Poetry is a Way of Seeing: A Conversation with Betty Adcock

It’s common knowledge that writing poetry does not usually pay well, and its effects are often ephemeral; your poem, “Letter to a Gifted Student,” is a sober, almost cautionary-tale-look at writing. Could you comment on the opening lines, “Know this is first: the gift is worthless/ you’ve been unwrapping all these years”?

“Letter to a Gifted Student” is a dark poem, though not altogether so. Remember the tear at the end is the “necessary tear.” The poem is perhaps a kind of warning about what real poetry requires. There’s a lot of fake poetry around though I am aware that nobody is supposed to say so.

If someone should say to me, “How can you tell if a poem is fake?” I would give the answer Louis Armstrong gave when somebody asked something similar about jazz. “If you gotta ask, you ain’t never going to know.” But that’s an aside. Real poetry asks everything of the writer. There is little in the way of tangible reward. The whole “po’ biz” machine is absurd, really. Rewards are given but not always for real poetry; and the rewards are small indeed compared to, say, selling houses or starting a band. Knowing how serious and how talented this student was, and how tough the competition for publication and for readers and how skewed the standards can be depending on academic connections, self-promotion, literary politics — I simply wrote a warning not to expect the world to give a damn but to go on writing. Tim McBride is an outsider to the literary world, a situation I understand. I’m happy to say, however, that his first book is due out from Northwestern University Press in the spring. I still tell my students to continue writing poetry only if they have to; if they cannot imagine life without it; if it is a way of seeing that is essential to them for its own sake, even if they never publish, never teach.

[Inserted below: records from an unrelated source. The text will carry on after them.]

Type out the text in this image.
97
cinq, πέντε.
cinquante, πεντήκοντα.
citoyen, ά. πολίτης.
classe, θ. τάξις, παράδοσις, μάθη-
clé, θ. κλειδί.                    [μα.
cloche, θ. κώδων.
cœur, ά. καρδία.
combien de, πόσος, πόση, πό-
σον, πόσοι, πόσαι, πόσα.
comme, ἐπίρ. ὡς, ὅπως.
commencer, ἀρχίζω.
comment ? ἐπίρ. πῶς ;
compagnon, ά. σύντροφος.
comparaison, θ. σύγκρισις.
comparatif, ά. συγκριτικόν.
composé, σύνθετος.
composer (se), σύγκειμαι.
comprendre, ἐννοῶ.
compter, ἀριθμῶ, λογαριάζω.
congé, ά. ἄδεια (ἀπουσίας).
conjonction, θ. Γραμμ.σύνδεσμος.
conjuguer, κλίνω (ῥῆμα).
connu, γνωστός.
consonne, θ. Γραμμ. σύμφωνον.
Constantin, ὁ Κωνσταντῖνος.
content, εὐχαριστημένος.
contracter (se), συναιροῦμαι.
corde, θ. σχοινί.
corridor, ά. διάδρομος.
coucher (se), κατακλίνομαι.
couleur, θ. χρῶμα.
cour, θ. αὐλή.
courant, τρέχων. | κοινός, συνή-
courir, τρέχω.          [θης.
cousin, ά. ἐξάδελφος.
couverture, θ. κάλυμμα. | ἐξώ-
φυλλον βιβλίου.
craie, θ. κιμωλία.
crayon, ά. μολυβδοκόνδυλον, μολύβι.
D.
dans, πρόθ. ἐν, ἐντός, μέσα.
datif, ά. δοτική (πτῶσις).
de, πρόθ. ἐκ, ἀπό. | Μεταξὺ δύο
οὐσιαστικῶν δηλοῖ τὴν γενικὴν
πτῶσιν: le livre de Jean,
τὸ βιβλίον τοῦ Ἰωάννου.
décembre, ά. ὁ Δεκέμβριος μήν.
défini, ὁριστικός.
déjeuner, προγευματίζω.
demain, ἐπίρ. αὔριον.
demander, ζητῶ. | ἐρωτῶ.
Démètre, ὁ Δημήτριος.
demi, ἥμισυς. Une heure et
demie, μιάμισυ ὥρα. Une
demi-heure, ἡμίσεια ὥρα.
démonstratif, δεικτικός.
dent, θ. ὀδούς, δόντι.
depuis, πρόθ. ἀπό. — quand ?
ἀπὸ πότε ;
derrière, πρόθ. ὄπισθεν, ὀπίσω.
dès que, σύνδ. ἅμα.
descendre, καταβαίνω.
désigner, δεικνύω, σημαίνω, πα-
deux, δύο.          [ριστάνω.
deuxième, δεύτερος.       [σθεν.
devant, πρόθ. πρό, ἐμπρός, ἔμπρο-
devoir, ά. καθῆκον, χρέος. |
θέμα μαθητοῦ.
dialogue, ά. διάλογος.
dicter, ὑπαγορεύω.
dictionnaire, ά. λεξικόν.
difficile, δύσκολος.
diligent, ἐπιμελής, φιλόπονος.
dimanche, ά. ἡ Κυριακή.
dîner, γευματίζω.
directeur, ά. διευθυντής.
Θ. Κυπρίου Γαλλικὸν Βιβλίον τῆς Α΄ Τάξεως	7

When did you begin writing?

I don’t remember NOT writing, at least once I learned to make letters. My fifth-grade teacher told me once, after I had grown up, that she used to catch me writing “poems” while holding up my geography book to hide what I was doing. It seems to be what I have always done.

Which writers do you especially admire and why?

I am actually going to try and answer this question. But it becomes absurd because there are so many, and from so many periods. Even limiting it to the 20th century and beyond would be too much. The poets who meant most to me when I was very young and finding everything for myself were Hopkins, Dylan Thomas, and Robinson Jeffers. I admire rich, expansive language, and also the controlled short form. I love narrative and lyric and any well-made combination of those. This was in the late fifties, early sixties and none of the three were in fashion. Here’s the benefit of learning without classrooms — you get to discover the ones you need. The first two were for passion and music, the third, Jeffers, was a revelation on many levels. He remains the most important poet to me. Then there was George Herbert, and Dickinson, Hardy, Warren, Dickey, Kumin, Kinnell, Merwin, Roethke, Plath and early Hughes (I am a politically incorrect reader) and more, more — each different reasons, different rewards. I could add Nemerov, underappreciated I think, and other less known poets like Adrienne Stoutenburg and Eleanor Ross Taylor.

I admire rich, expansive language, and also the controlled short form. I love narrative and lyric and any well-made combination of those. I can note the books read in the last several months that I admire right now: Usher by B. H. Fairchild; re-read Song by Brigit Pegeen Kelly; Figure Studies: Poems by Claudia Emerson; Messenger by Ellen Bryant Voigt; Pictures of the Afterlife by Jude Nutter; re-read Fields of Praise by Marilyn Nelson. Next month there will be others. What I ask of poetry is clarity, passion, a logic of metaphor, and above all, the music without which poetry is only prose broken into lines.